Was ist der Unterschied zwischen den Schriftstellerinnen Charlotte Link und Thea Dorn? Charlotte Link heißt wirklich so und hat das Glück eines Namens wie eine Romanfigur. Thea Dorn hat einen Philosophie-Magister in Selbsttäuschung und heißt eigentlich Christiane Scherer.
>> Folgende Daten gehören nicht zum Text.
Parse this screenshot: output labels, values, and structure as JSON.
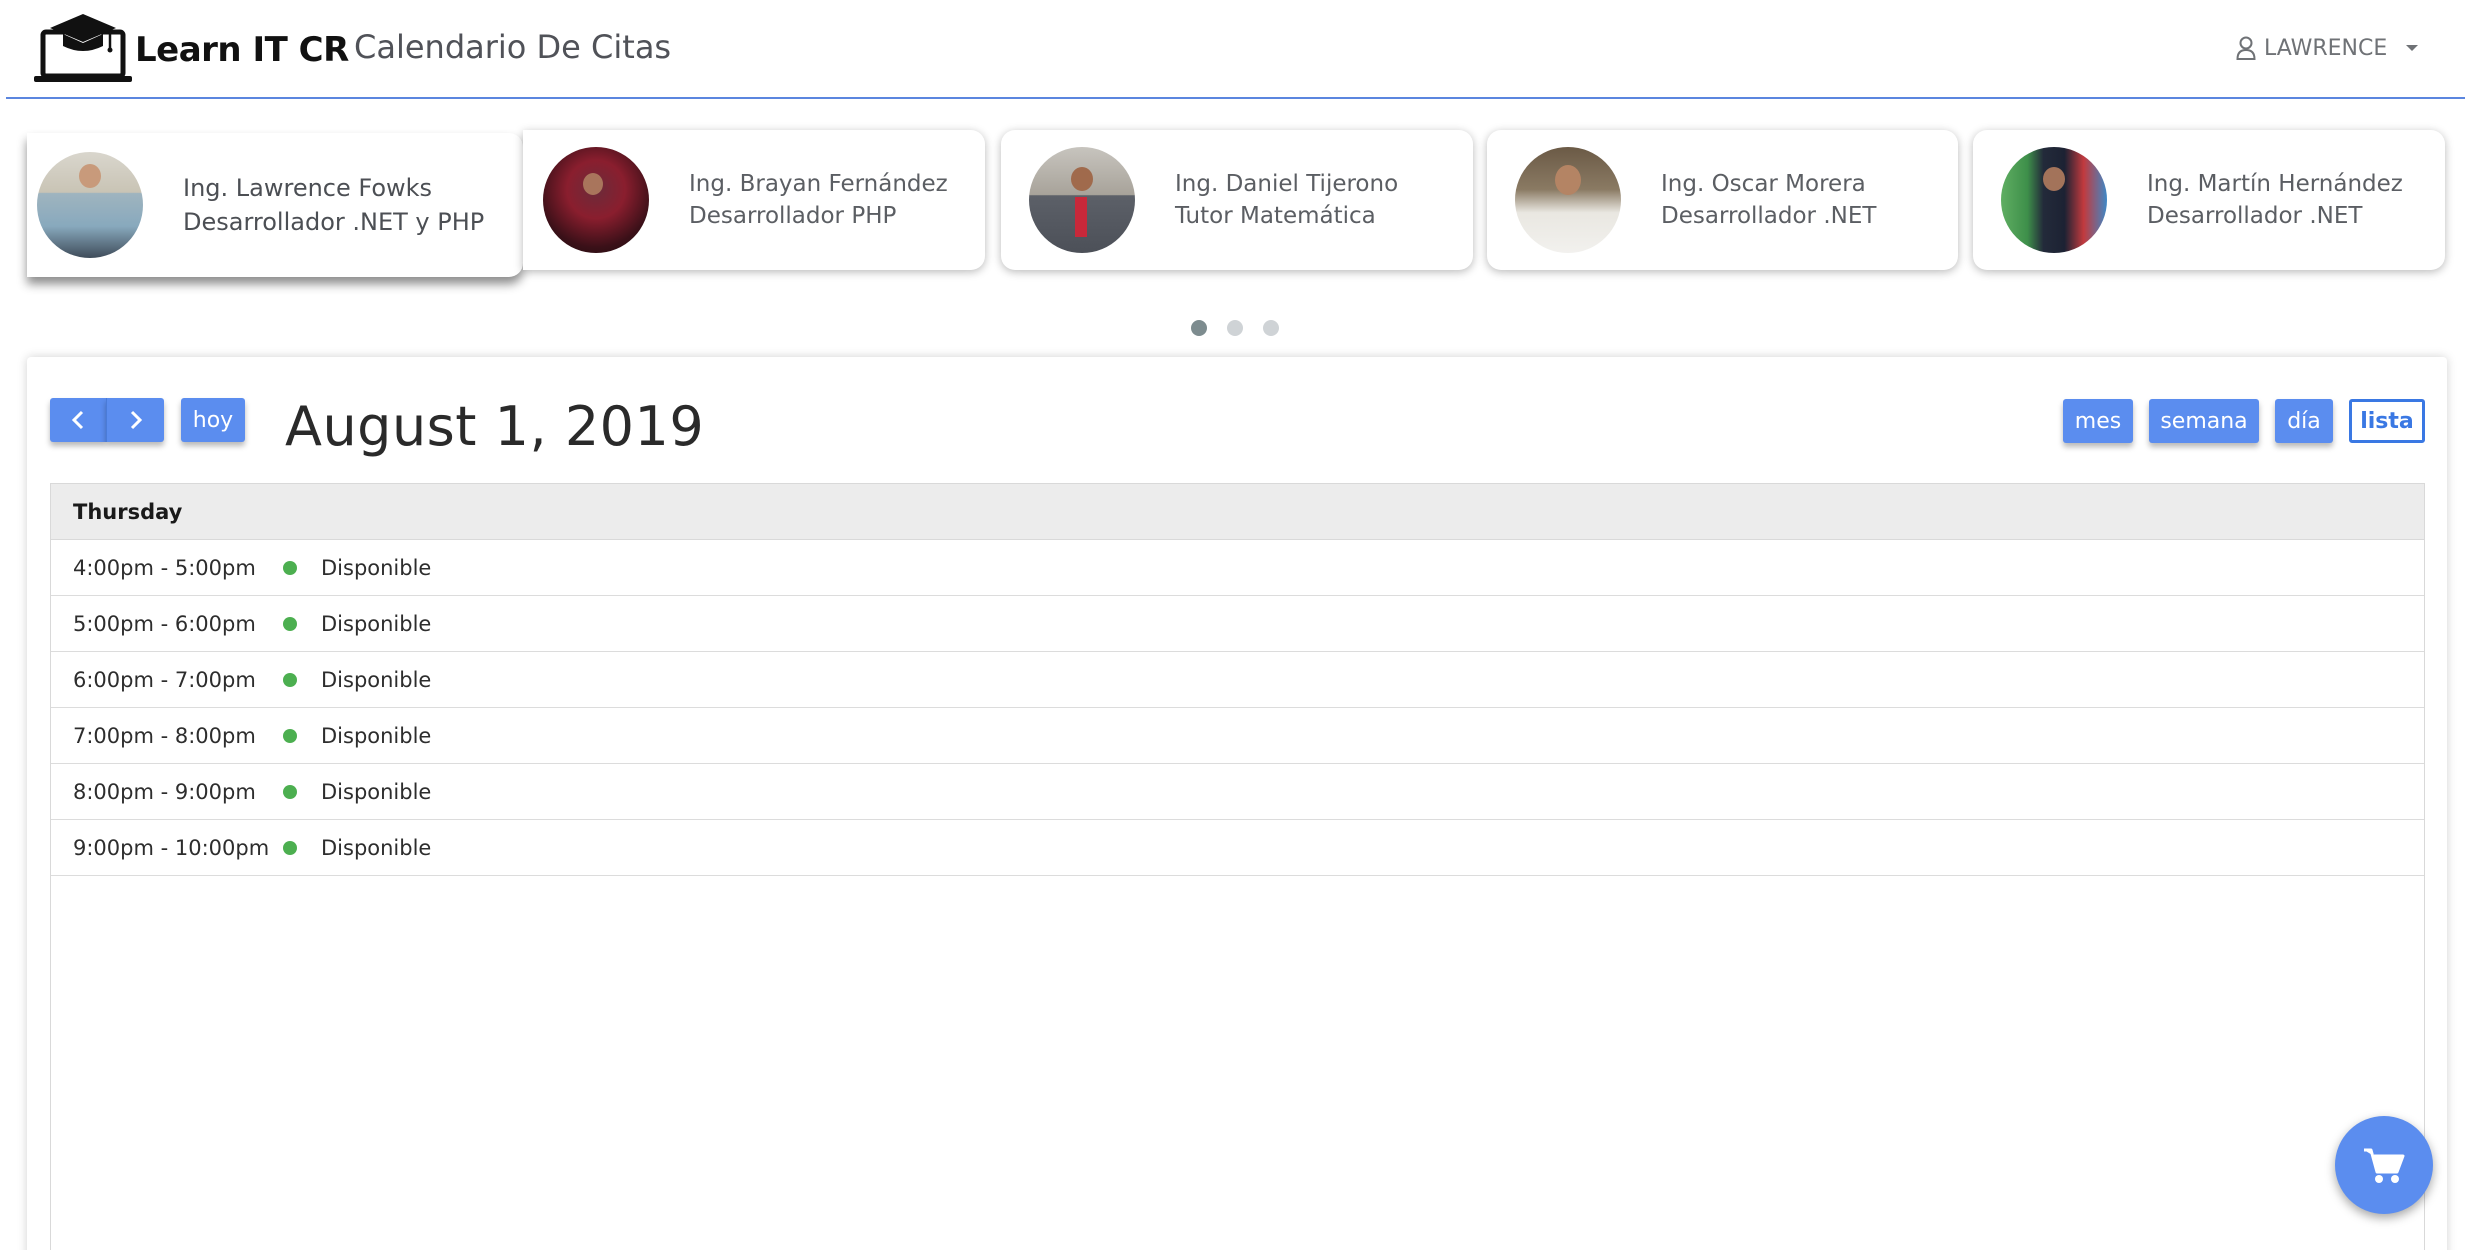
{
  "header": {
    "brand": "Learn IT CR",
    "title": "Calendario De Citas",
    "user": "LAWRENCE"
  },
  "tutors": [
    {
      "name": "Ing. Lawrence Fowks",
      "role": "Desarrollador .NET y PHP",
      "active": true
    },
    {
      "name": "Ing. Brayan Fernández",
      "role": "Desarrollador PHP",
      "active": false
    },
    {
      "name": "Ing. Daniel Tijerono",
      "role": "Tutor Matemática",
      "active": false
    },
    {
      "name": "Ing. Oscar Morera",
      "role": "Desarrollador .NET",
      "active": false
    },
    {
      "name": "Ing. Martín Hernández",
      "role": "Desarrollador .NET",
      "active": false
    }
  ],
  "carousel": {
    "page_count": 3,
    "active_page": 1
  },
  "calendar": {
    "title": "August 1, 2019",
    "today_label": "hoy",
    "views": [
      "mes",
      "semana",
      "día",
      "lista"
    ],
    "active_view": "lista",
    "day_label": "Thursday",
    "events": [
      {
        "time": "4:00pm - 5:00pm",
        "title": "Disponible"
      },
      {
        "time": "5:00pm - 6:00pm",
        "title": "Disponible"
      },
      {
        "time": "6:00pm - 7:00pm",
        "title": "Disponible"
      },
      {
        "time": "7:00pm - 8:00pm",
        "title": "Disponible"
      },
      {
        "time": "8:00pm - 9:00pm",
        "title": "Disponible"
      },
      {
        "time": "9:00pm - 10:00pm",
        "title": "Disponible"
      }
    ]
  },
  "colors": {
    "accent": "#5b8def",
    "header_rule": "#5b86df",
    "event_dot": "#4caf50",
    "active_view_text": "#3a78e3"
  },
  "icons": {
    "logo": "laptop-graduation-cap-icon",
    "user": "user-icon",
    "dropdown": "caret-down-icon",
    "prev": "chevron-left-icon",
    "next": "chevron-right-icon",
    "cart": "shopping-cart-icon"
  }
}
Rosa Roth, Helen Dorn, Lena Fauch, Marie Brand, Bella Block, Eva Blond. „Die Füchsin“, mit Detektivin Anne Marie Fuchs. „Reiff für die Insel“ mit Anwältin Katharina Reiff. Lutter, Zorn, Balko, Peter Strohm, so heißt kein Mensch! Glauben Sie mir, ich bin einer. Okay, Derrick hieß auch keiner. Und „Kreisbrandmeister Felix Martin“ müssen ja auch nicht alle gut finden.

Kennt Ihr den Verein der Senkrechtbegrabenen? Das war mal eine Idee von durchgeknallten Szene-Wienern, das heißt, von deren Spezl, der a weng später dann zwecks Versicherungsbetrug einen Frachter im Ozean explodieren ließ. Mitsamt der Besatzung. Rudolf Proksch hieß der Mann, Serge Kirchhofer nannte er sich, und Erika Pluhar war seine Frau. Die Senkrechtbegraberei hat sich nicht durchgesetzt, ähnlich wie Erika Pluhar.
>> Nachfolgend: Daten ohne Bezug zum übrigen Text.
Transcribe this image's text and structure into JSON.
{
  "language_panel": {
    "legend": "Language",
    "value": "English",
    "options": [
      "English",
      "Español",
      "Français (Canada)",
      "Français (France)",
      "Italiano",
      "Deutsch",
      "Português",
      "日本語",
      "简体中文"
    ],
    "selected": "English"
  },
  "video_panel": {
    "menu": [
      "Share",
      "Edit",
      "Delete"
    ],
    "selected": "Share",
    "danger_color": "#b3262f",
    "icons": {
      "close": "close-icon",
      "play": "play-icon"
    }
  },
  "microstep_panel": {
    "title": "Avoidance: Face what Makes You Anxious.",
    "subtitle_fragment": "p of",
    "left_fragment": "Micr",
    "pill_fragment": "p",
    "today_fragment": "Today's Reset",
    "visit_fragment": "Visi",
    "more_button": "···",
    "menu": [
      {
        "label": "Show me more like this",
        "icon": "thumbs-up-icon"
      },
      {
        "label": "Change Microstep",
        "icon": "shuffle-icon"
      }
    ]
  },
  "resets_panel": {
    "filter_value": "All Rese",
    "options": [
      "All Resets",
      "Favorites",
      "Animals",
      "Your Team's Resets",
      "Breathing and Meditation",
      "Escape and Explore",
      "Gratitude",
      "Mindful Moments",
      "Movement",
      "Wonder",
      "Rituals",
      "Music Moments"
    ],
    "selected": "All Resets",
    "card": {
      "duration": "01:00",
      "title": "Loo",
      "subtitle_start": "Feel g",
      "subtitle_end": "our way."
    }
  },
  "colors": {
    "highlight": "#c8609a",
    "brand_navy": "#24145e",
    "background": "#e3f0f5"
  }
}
Welch ein Fest: Anstatt sich über den Egoismus der Mitmenschen zu ärgern, einfach mal reden über Leute, welche heute keiner mehr kennt. Entschuldigung, Frau Pluhar. Hier kommt Andre Heller ins Spiel. Der war nämlich auch mit Frau Pluhar einst verheiratet. Und da hört der Spaß auf, der hat nämlich versucht, Rudi Carrell seine Frau auszuspannen und deshalb kann ich den überhaupt nicht leiden, denn dem Rudi seine Frau anzubaggern, ist ja wohl das Allerletzte. Als wäre das alles nicht schon genug Pfund, um auf dem Markt der Eigenheiten zu wuchern, treibt es Frau Pluhar anschließend in die Arme von Peter Vogel, dem ersten Major-Kottan-Hauptdarsteller in der Krimi-Groteske „Kottan ermittelt“ – einer, damals sagte man, „Kult-Serie“. Doch leider bringt der Vogel sich nach drei Folgen mit gerade einmal 41 Jahren um. Jaja, die Pluhar.

Ursprünglich waren nostalgische Falschnamen echter Verbrecher mein Aufhänger für diese Kolumne – und nun kam Frau Pluhar, die wir alle sehr schätzen, dazwischen und es bleibt kaum mehr Zeit, denen zu frönen. Aber dennoch, hier meine liebsten Falschnamen echter Verbrecher der 60er- und 70er-Jahre: Helmut Ströhla, Dr. Franz Schöler von Stein, Dr. rer. pol. Hans S. Mikolay, F. Kurt Kündle, Leonard A. van Waalsdorp, Cornelius Schichtel, Johannes Antonius Dahmen sowie der König aller Falschnamen: Dr. Sardo.